The Bishop of Paisley, Bishop Philip Tartaglia has labelled Channel 4’s decision to give Peter Tatchell an hour-long prime-time programme in which to attack the Pope and the Catholic Church “disturbing”.
Bishop Tartaglia, who is President of the Church’s National Communications Commission said that Peter Tatchell’s past statements, that "not all sex involving children is unwanted, abusive and harmful" cast “huge doubt on his claim to be an expert on human sexuality or a credible critic of the Pope or of the Catholic Church.”
Channel 4 will broadcast ‘The Trouble With The Pope’, on Monday 13 September – the programme will be presented by Peter Tatchell. A review copy viewed by the Catholic Media Office has highlighted numerous basic factual errors in the script.
Commenting on it Bishop Philip Tartaglia said: “While the paedophile scandal is a catastrophe for the Catholic Church. It is widely acknowledged that Pope Benedict has done and is doing everything possible to punish perpetrators, console victims and repair the scandal.”
“At the same time, I find it disturbing that Channel 4 should give Peter Tatchell an hour-long prime-time programme in which to attack the Pope and the Catholic Church. The programme shows conclusively that Mr Tatchell knows next to nothing about the real nature and mission of the Catholic Church. And his statement in the past that "not all sex involving children is unwanted, abusive and harmful" surely casts a huge doubt on his claim to be an expert on human sexuality or a credible critic of the Pope or of the Catholic Church.”

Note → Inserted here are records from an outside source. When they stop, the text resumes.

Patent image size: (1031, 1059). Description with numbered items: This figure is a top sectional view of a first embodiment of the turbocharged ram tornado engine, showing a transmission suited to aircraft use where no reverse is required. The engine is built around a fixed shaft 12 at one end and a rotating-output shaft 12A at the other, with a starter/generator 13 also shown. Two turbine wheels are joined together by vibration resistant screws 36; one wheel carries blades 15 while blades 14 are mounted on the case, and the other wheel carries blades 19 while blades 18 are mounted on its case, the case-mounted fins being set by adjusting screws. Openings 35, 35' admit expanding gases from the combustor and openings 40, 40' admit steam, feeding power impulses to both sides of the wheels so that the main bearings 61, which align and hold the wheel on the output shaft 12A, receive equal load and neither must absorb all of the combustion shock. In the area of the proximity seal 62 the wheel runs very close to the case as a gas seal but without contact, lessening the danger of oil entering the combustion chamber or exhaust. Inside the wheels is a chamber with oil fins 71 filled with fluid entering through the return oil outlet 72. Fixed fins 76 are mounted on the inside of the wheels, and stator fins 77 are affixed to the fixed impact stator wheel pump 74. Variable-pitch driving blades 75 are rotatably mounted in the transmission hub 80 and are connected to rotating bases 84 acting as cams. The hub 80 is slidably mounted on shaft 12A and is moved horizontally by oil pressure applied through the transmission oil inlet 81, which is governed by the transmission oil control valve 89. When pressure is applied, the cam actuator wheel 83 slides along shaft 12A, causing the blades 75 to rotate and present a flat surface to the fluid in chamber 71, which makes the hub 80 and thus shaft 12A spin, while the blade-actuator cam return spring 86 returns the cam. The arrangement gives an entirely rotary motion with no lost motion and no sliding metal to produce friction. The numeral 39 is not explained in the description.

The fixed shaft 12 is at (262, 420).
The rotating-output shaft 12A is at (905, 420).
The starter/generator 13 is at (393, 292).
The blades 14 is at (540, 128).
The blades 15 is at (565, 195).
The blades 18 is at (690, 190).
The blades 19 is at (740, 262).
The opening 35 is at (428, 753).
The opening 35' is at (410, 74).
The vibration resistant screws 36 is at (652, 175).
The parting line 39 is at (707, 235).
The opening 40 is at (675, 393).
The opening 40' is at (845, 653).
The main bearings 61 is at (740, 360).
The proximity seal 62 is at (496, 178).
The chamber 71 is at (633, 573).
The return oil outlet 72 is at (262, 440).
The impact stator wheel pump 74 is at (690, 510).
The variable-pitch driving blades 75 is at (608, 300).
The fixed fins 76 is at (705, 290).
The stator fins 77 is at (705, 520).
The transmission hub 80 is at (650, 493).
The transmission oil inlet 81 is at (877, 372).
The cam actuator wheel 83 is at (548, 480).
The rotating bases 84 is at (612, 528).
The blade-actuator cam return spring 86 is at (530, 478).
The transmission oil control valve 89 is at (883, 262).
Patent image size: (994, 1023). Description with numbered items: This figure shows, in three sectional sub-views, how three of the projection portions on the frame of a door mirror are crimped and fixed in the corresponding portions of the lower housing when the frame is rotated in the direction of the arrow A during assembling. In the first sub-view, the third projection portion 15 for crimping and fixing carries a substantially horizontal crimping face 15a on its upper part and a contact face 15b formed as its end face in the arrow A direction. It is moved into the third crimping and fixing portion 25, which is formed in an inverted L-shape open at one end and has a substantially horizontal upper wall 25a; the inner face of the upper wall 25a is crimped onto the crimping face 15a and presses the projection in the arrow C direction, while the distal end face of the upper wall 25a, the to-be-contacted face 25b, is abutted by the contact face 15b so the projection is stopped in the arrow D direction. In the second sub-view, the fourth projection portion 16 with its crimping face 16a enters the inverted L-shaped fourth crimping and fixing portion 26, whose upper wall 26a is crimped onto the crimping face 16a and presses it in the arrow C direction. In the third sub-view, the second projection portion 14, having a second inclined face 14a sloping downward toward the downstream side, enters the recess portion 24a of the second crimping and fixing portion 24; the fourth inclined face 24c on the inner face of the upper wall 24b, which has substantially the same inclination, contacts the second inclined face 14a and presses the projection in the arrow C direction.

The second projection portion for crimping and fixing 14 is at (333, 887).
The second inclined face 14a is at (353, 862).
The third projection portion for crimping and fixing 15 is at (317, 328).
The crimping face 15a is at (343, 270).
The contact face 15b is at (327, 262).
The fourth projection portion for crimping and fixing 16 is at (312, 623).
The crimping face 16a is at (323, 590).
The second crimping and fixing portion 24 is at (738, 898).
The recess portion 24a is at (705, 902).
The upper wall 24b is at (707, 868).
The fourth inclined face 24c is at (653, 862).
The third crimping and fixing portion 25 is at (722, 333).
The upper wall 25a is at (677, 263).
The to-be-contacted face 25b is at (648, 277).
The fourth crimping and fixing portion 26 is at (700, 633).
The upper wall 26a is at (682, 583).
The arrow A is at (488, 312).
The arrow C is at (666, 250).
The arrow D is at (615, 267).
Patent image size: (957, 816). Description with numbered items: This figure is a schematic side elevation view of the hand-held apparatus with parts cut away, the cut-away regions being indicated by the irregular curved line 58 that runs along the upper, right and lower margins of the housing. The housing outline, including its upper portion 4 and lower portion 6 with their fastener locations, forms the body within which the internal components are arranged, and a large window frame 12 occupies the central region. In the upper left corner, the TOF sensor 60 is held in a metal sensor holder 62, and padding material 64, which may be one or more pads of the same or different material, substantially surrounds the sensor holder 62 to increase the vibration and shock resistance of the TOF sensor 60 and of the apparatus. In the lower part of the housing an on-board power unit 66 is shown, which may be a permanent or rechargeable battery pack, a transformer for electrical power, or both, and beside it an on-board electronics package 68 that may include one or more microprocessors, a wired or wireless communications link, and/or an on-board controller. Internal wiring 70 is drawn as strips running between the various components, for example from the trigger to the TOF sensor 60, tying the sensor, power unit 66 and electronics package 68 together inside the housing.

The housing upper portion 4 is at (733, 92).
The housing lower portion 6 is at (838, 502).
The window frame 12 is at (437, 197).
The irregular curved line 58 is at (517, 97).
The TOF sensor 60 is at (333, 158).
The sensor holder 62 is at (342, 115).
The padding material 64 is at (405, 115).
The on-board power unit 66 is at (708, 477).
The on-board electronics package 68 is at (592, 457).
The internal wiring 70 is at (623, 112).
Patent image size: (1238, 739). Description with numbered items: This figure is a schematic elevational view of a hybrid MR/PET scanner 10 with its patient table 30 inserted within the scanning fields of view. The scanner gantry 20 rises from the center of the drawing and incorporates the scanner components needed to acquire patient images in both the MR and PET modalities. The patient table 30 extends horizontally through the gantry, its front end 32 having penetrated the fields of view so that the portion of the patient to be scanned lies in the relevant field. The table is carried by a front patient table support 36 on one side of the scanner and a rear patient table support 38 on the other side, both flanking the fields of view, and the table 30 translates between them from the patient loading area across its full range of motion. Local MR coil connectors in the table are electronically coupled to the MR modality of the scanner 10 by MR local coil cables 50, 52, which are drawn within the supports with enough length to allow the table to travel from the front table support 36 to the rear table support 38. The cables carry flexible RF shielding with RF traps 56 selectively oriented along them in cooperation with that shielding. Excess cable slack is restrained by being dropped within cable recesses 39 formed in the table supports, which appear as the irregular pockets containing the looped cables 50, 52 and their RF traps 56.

In his quote, Bishop Tartaglia was referring to the 1986 book: ‘The Betrayal of Youth: Radical Perspectives on Childhood Sexuality, Intergenrational Sex, and the Social Oppression of Young People.” Peter Tatchell who has campaigned in favour of lowering the age of consent, contributed a chapter to the now notorious, out of print book. His statement in the text that "not all sex involving children is unwanted, abusive and harmful" is never cited by news outlets who quote his anti Catholic views at some length.
‘The Trouble With The Pope’ attacks the Church for its teaching on contraception suggesting its absence leads to poverty. There is no reference to unfair economic systems, which the Pope and Church has condemned.
‘The Trouble With The Pope’ suggests that objections to condom use by the Catholic Church have hampered international efforts to combat HIV/AIDS. No mention is made of the self-proclaimed “flaming liberal” Professor Edward C Green of Harvard University, who has said that the Pope was “probably correct in that, sociologically speaking, condoms do not seem to be the answer to HIV/AIDS.” Neither is there any acknowledgement of the predominantly Catholic Philipines low HIV rate or the fact that countries such as South Africa, with huge amounts of condoms and very high rates of HIV has a 95% non-Catholic population.
The programme displays an utterly mistaken understanding of the Church’s teaching on Papal infallibility demonstrating conclusively that no Catholic advice was sought in the production.
The Pope is criticised in the broadcast for being uncaring and dogmatic because the Church objects to the destruction of human life implicit in embryo research. No mention is made of the consistent failure of embryonic stem cell treatments and absolutely nothing is said about ethically acceptable adult stem cell research and its advances.